The IIHS qualified 70 percent of the vehicles receiving the Top Safety Pick+ award as cars. Small and midsize SUVs made up the other 30 percent of vehicles winning the award. Unsurprisingly, trucks were left completely off all IIHS safety pick lists — the Honda Ridgeline made it in 2018, but dropped off for 2019. Subaru took home more top honors than any other manufacturer with seven. The Forester missed the "Plus" category due to its headlights, but it still qualified for a Top Safety Pick award.
Another notable tidbit we saw is the complete absence of American vehicles on both lists. The only one to make it is the Chrysler Pacifica, and it managed to get the same Top Safety Pick rating as last year. Nearly every other vehicle on the list is either Japanese or Korean. Hyundai had the most vehicles total if you tally from both the Pick and Pick+ lists. A few of the Germans like Mercedes, BMW and Audi made it in, but there isn't a Swede (i.e. Volvo) in sight. The IIHS says this is the case because Volvo is missing passenger-side small overlap front test results.
Electric vehicles are lacking from the list, too. Only the Kia Niro Plug-In Hybrid made it to represent cars with a plug. Tesla didn't have a single vehicle making the cut for one big reason: The company didn't provide IIHS with any data or vehicles to test, automatically eliminating it from the competition. For all the bragging Tesla likes to do about safety, it's somewhat odd the company didn't want to be rated.

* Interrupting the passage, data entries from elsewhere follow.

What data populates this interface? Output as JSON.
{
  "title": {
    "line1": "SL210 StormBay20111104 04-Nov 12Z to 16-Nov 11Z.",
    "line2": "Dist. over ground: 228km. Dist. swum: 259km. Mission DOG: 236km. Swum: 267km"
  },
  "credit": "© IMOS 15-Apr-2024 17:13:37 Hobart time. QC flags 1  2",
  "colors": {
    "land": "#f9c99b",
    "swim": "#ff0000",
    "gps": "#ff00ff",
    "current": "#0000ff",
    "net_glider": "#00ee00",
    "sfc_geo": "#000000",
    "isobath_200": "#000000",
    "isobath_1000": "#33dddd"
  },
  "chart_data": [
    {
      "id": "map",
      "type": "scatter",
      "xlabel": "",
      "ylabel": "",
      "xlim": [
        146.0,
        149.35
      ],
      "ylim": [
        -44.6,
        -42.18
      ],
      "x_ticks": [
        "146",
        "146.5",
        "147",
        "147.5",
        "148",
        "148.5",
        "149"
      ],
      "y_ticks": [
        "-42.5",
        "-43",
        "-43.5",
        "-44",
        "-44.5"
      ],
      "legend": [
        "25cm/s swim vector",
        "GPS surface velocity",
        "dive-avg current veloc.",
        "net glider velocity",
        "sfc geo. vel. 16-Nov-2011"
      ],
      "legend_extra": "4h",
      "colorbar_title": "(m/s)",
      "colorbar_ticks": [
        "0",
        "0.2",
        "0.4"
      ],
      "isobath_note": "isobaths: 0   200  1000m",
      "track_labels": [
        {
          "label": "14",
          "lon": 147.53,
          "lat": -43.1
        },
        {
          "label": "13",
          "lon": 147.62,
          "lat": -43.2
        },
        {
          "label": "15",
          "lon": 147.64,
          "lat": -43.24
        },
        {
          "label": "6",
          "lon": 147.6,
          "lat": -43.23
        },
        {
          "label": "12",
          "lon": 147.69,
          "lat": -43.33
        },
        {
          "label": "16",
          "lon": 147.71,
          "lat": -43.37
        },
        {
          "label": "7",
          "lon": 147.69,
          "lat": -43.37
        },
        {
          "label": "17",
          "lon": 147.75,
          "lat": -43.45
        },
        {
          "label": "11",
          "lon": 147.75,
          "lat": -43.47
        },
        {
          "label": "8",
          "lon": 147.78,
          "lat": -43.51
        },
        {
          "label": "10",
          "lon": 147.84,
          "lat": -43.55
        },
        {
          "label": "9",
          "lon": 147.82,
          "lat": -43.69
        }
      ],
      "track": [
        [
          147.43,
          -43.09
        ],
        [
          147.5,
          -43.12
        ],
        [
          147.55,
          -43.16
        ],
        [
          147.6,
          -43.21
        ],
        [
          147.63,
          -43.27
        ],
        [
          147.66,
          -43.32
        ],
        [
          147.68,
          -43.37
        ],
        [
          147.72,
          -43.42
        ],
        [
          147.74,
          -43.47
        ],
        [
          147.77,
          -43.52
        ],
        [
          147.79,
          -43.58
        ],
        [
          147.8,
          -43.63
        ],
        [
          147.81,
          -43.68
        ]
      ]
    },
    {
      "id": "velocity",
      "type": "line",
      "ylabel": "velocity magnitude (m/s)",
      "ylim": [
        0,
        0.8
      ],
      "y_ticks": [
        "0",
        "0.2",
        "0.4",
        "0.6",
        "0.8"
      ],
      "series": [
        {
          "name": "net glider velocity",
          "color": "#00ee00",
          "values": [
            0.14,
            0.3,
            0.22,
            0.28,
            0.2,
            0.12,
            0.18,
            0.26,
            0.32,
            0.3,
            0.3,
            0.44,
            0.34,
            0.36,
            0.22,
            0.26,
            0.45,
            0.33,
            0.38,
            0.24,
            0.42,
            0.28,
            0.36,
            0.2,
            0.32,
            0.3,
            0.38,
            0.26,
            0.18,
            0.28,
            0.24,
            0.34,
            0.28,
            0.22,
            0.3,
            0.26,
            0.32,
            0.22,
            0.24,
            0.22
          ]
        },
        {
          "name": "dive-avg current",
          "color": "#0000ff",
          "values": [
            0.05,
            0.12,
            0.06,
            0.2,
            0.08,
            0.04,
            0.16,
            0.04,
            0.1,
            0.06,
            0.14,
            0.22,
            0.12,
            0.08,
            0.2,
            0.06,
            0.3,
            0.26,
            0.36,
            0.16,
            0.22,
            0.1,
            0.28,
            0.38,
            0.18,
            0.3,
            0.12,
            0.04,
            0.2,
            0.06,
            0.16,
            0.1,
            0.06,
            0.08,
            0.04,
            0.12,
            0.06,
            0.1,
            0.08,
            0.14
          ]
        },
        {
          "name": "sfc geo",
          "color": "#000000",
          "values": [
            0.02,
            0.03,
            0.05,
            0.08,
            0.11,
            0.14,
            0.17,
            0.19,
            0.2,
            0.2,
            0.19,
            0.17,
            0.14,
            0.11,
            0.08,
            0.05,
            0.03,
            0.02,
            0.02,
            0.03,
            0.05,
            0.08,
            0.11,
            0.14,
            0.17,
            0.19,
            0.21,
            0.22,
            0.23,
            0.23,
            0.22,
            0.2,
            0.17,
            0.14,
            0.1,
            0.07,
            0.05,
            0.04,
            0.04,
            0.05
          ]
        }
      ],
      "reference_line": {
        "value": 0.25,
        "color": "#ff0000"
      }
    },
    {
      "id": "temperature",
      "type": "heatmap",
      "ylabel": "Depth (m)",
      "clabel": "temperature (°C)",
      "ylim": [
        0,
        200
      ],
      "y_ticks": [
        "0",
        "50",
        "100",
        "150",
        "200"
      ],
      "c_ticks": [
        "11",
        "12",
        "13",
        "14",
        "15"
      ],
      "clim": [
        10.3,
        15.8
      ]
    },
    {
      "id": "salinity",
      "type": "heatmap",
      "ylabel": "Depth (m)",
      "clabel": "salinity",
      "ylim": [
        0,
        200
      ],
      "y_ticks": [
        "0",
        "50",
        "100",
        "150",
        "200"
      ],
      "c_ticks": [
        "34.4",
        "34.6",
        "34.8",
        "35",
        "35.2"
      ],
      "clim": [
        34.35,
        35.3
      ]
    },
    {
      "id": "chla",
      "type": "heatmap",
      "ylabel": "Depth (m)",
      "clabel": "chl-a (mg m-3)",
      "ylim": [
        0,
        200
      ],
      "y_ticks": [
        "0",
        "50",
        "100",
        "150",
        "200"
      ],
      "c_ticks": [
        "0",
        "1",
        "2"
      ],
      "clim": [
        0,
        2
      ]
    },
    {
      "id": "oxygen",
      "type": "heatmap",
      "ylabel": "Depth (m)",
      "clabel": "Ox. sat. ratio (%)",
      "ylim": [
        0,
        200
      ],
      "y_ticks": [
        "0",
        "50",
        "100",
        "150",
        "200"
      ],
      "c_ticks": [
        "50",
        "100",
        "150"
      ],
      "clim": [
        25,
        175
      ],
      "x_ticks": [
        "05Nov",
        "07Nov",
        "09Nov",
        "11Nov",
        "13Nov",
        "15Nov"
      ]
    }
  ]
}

In case you were wondering, the IIHS made it tougher to be a Top Safety Pick+ by requiring a higher level of performance from its passenger-side small overlap front crash test. Before, only an "acceptable" rating was necessary, but now it requires a "good" to get full marks. In addition to that, "good"-rated headlights must at least be available for each model. After these tougher criteria, we're left with 57 vehicles total that received either a Top Pick or Top Pick+ from the IIHS. Unfortunately for the auto industry, that's five fewer cars than 2018, despite doubling the number of cars that got Top Safety Pick+ honors.